在 Android 中使用 XMLPullParser 或 Sax-Parser 解析大型 xml 文件会导致滞后

问题描述 投票:0回答:0

我遇到以下问题:在我的 android 电视应用程序中,我可以添加(并稍后更新)epg 源,作为 .xml、.gz 或 .xz 文件(.gz 和 .xz 解压缩为 .xml)。因此,用户添加文件的 url,该文件会被下载,然后解析并保存到 objectbox 数据库中。 我尝试了 XmlPullParser 和 Sax-Parser,一切都工作正常,对于一个大约 50mb 和 700.000 行(350 个通道和大约 80.000 个程序)的 xml 来说:

XmlPullParser -> 在模拟器上 50 秒,直接在电视上 1 分 30 秒 Sax-Parser -> 在模拟器上 55 秒,在电视上直接 1 分 50 秒

我希望它能快一点,但没关系。然后我首先意识到,如果我更新 epg 源(再次下载 xml,解析它,并将新的 epgdata 添加到 ob-db)并同时在我的应用程序中导航,

  1. 它持续的时间更长(XmlPullParser 和 Sax-Parser 都需要几分钟

  2. 应用程序在使用时开始滞后,在我的电视上,它在一段时间后也崩溃了 - 可能是由于内存原因。如果我更新了 epg 源而没有在我的应用程序中执行任何其他操作,则不会发生这种情况。

在“调查”Profiler 时我注意到两件事。

  1. 在解析(尤其是程序)时,垃圾收集器被频繁调用,5 秒内调用 20-40 次。
  2. 进程完成后,内存分析器中的 java 部分会跳至 200mb,并且需要一些时间才能进行 gc。

我不确定,但我读到不断调用垃圾收集器可能会导致我的应用程序出现滞后。所以我尝试最小化对象创建,但不知何故它没有改变任何东西(或者也许我没有正确)。我也测试了该过程,但没有为 EpgDataOB 创建数据库对象,因此也没有将 EpgData 添加到数据库中。但我仍然可以在 Profiler 中看到许多垃圾收集器调用,所以我的解析代码应该是问题所在。
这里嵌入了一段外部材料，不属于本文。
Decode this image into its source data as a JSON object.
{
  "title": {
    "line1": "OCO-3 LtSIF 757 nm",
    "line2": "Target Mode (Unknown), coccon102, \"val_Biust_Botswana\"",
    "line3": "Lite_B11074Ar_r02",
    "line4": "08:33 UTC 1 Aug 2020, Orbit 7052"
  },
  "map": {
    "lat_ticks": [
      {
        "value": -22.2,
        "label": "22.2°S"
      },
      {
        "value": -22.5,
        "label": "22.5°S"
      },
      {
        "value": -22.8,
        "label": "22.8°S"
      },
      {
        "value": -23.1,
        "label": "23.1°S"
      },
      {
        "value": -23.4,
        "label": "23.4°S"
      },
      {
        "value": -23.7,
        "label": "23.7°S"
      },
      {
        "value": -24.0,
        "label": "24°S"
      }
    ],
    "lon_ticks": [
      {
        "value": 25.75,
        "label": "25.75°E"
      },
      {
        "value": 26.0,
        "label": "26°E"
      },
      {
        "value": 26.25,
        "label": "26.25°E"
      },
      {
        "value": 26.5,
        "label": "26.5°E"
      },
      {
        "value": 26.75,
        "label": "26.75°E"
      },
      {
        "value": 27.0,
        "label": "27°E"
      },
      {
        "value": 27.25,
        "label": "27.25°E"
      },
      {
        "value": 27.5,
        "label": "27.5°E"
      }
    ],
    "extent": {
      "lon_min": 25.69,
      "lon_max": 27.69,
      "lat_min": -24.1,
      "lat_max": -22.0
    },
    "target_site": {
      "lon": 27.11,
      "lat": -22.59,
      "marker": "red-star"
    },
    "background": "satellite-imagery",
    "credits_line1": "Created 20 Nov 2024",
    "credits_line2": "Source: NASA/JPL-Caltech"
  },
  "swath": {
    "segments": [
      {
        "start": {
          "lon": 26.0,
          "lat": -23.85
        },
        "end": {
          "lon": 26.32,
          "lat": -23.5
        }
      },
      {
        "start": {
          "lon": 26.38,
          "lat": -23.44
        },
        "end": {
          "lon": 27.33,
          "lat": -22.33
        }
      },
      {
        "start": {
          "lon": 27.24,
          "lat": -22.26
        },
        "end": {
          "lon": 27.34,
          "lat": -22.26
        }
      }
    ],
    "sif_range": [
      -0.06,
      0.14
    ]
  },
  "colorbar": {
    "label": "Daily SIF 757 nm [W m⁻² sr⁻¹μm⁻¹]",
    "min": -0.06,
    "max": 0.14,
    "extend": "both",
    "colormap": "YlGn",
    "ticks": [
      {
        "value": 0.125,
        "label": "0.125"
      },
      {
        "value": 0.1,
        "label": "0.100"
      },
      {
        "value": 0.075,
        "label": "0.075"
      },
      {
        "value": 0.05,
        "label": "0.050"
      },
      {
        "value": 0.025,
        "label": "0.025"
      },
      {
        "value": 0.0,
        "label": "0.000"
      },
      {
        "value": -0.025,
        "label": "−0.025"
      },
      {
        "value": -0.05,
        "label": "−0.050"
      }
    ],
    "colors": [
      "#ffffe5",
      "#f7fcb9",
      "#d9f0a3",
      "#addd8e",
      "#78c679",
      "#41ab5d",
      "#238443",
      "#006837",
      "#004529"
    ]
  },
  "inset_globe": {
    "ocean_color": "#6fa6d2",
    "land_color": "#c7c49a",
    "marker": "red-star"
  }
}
唯一对我有帮助的是在每个解析程序后添加 100 毫秒的延迟(从逻辑上讲,这是不可能的解决方案,因为它会增加几个小时的处理时间),或者减少批处理大小(这也会增加处理时间,例如:使用批量大小 500 = 模拟器上的处理时间:2 分钟 10 秒,垃圾收集器在 5 秒内被调用大约 6-10 次,将批量减少到 100 -> 模拟器 = 近 3 分钟,gc 在 5 秒内被调用 4-5 次).

我将发布我的两个版本。

XmlPull解析器

存储库代码:

 var currentChannel: Channel? = null
    var epgDataBatch = mutableListOf<EpgDataOB>()
    val batchSize = 10000

    suspend fun parseXmlStream(
        inputStream: InputStream,
        epgSourceId: Long,
        maxDays: Int,
        minDays: Int,
        sourceUrl: String
    ): Resource<String> = withContext(Dispatchers.Default) {
        try {
            val thisEpgSource = epgSourceBox.get(epgSourceId)
            val factory = XmlPullParserFactory.newInstance()
            val parser = factory.newPullParser()
            parser.setInput(inputStream, null)
            var eventType = parser.eventType
          
            while (eventType != XmlPullParser.END_DOCUMENT) {
                when (eventType) {
                    XmlPullParser.START_TAG -> {
                        when (parser.name) {
                            "channel" -> {
                                parseChannel(parser, thisEpgSource)
                            }
                            "programme" -> {
                                parseProgram(parser, thisEpgSource)
                            }
                        }
                    }
                }
                eventType = parser.next()
            }
            if (epgDataBatch.isNotEmpty()) {
                epgDataBox.put(epgDataBatch)
            }

            assignEpgDataToChannels(thisEpgSource)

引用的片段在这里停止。